Ewo M! Ten Dekalog powinien być wklejany na Beju
każdorazowo,gdy tylko pojawi się temat krytyki gniotów
- nie uważasz?
Expressis verbis, chwała Ci za to ! Wkleiłam sobie w
swój skarbczyk :-)))
Sławomir Płatek (krytyk literacki)
DEKALOG POCZĄTKUJĄCEGO GRAFOMANA
1. Jesteś poetą. To kwestia decyzji, wyboru,
postanowienia. Po prostu w pewnym momencie zostajesz
poetą i wreszcie wiesz, kim jesteś. Jesteś poetą, a
Twoje wiersze są poezją.
2. Czytelnik musi. Autor ma prawo wymagać od
czytelnika wiele, czytelnik od autora – nic. Jeśli
czytelnikowi coś się nie podoba, to powinien tak długo
starać się spojrzeć z punktu widzenia autora, aż w
końcu mu się spodoba. Wiersz grafomana nie ma wad i
błędów. Wady i błędy ma czytelnik. Czytelnik oceniając
wiersz powinien się kierować zdaniem autora.
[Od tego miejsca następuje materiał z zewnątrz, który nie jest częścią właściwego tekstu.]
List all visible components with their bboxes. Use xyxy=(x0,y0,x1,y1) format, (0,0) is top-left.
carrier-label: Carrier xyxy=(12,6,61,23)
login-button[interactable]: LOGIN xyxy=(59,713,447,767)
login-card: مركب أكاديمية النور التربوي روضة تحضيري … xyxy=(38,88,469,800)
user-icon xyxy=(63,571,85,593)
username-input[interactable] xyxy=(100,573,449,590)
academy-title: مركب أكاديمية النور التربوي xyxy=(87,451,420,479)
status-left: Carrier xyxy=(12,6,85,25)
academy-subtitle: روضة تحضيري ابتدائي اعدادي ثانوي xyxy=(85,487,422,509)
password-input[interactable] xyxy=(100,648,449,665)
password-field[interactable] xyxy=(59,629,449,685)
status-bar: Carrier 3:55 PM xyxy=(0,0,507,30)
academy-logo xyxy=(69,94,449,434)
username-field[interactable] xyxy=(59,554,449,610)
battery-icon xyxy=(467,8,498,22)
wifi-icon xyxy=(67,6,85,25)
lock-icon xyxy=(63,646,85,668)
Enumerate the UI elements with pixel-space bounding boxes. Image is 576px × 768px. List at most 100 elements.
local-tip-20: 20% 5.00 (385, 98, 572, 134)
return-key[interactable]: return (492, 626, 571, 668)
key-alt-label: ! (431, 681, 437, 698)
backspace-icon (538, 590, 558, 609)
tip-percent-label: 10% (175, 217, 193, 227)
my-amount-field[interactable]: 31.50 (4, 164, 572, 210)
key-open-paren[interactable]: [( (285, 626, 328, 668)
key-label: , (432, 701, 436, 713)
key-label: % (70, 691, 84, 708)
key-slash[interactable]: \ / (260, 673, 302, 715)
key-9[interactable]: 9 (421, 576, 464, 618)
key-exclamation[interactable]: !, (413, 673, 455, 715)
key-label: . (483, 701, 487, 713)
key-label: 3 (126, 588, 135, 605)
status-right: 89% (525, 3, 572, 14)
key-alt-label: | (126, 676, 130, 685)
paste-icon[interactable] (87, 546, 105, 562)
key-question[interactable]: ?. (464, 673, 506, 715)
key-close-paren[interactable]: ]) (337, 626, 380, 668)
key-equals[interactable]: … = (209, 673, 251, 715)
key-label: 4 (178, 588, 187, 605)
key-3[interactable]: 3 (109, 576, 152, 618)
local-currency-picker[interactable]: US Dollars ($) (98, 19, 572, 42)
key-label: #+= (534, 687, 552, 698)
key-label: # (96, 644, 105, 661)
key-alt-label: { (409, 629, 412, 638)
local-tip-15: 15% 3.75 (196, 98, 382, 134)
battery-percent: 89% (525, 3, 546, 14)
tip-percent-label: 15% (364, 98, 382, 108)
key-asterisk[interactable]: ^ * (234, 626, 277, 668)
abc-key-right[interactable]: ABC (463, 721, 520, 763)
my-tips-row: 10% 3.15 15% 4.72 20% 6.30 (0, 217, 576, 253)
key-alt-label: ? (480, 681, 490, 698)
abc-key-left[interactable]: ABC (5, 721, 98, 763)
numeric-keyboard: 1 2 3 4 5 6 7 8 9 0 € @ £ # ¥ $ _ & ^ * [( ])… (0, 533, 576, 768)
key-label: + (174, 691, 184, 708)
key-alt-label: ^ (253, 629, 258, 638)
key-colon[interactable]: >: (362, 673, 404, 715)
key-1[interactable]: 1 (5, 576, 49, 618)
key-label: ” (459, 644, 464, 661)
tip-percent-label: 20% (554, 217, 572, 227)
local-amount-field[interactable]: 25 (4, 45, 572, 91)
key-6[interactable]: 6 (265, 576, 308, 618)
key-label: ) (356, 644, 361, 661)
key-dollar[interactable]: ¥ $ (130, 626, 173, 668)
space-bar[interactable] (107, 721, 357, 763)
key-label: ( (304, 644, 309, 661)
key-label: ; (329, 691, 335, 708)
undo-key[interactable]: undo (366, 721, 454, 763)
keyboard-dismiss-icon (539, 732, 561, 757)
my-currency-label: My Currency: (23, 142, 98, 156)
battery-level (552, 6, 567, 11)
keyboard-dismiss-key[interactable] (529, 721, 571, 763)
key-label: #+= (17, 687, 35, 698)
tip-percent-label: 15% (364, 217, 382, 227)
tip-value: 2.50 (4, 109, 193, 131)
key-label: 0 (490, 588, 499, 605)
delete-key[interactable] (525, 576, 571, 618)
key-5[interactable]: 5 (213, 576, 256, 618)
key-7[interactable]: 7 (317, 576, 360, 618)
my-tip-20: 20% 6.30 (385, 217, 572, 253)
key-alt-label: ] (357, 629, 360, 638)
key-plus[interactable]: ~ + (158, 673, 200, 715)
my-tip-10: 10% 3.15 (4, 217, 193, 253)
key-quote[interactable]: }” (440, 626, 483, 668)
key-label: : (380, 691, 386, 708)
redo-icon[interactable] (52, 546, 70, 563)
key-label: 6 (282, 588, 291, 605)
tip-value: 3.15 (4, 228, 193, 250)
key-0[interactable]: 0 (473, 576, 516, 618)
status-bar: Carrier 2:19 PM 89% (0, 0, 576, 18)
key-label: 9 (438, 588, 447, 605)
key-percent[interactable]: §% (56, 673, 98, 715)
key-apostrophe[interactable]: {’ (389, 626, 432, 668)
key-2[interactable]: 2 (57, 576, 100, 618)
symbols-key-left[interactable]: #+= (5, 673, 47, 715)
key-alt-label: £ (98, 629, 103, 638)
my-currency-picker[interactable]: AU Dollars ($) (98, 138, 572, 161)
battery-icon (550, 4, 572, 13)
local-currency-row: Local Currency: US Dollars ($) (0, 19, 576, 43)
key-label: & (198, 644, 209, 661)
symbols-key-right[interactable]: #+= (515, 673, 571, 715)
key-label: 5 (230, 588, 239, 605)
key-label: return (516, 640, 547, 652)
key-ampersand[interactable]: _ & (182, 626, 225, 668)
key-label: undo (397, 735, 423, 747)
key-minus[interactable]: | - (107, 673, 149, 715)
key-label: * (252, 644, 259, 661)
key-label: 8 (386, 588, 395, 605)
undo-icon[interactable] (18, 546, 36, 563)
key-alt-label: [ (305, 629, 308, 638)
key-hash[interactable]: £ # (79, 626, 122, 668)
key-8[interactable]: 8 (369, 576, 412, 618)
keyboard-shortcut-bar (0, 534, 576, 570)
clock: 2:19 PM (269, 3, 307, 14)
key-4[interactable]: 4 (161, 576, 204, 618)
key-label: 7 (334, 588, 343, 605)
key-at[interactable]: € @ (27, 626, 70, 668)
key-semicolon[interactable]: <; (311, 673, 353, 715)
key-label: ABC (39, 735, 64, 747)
3. Nie przyjmuj krytyki. Nie ważne, że jedni
skrytykowali Twój wiersz. Ważne, że inni go
pochwalili. A zwłaszcza pochwalił go pan X i pani Y,
więc na pewno jest dobry, bo oni się znają. W ogóle
wszyscy wielcy artyści byli zaszczuci, więc jeśli Cię
krytykują, to jest ostateczny dowód, że jesteś wielkim
poetą. Pamiętaj, że każda krytyka Twojej poezji służy
przede wszystkim do ćwiczeń asertywności i nauki
mówienia „Nie”.
4. Nie ucz się nowych rzeczy. Broń Boże się nie
rozwijaj! Ogranicz się do machinalnie stosowanych
zabiegów, bo one są autentyczne i szczere. Jeśli
wzbogacisz czymś swoją poezję, to staje się sztuczna i
nieprawdziwa.
5. Wszystko, co jest do rymu, jest automatycznie
wierszem. Dobrym wierszem.
6. Nie ma czegoś takiego jak dobry i zły wiersz. Każdy
wiersz jest dobry, to czytelnicy bywają źli i z
zazdrości nie chcą podziwiać autora. Gdyż wiersz sam w
sobie się nie liczy, liczy się jego autor. Nie wolno
krytykować wiersza, bo jest on częścią duszy jego
autora i krytykując wiersz pokazujemy, że nie
akceptujemy człowieka. A wszystkich ludzi trzeba
akceptować. Musi być tolerancja, akceptacja, miłość i
dobroć między ludźmi. I poezja.
7. Podstawowym zadaniem poezji w ogóle jest czucie.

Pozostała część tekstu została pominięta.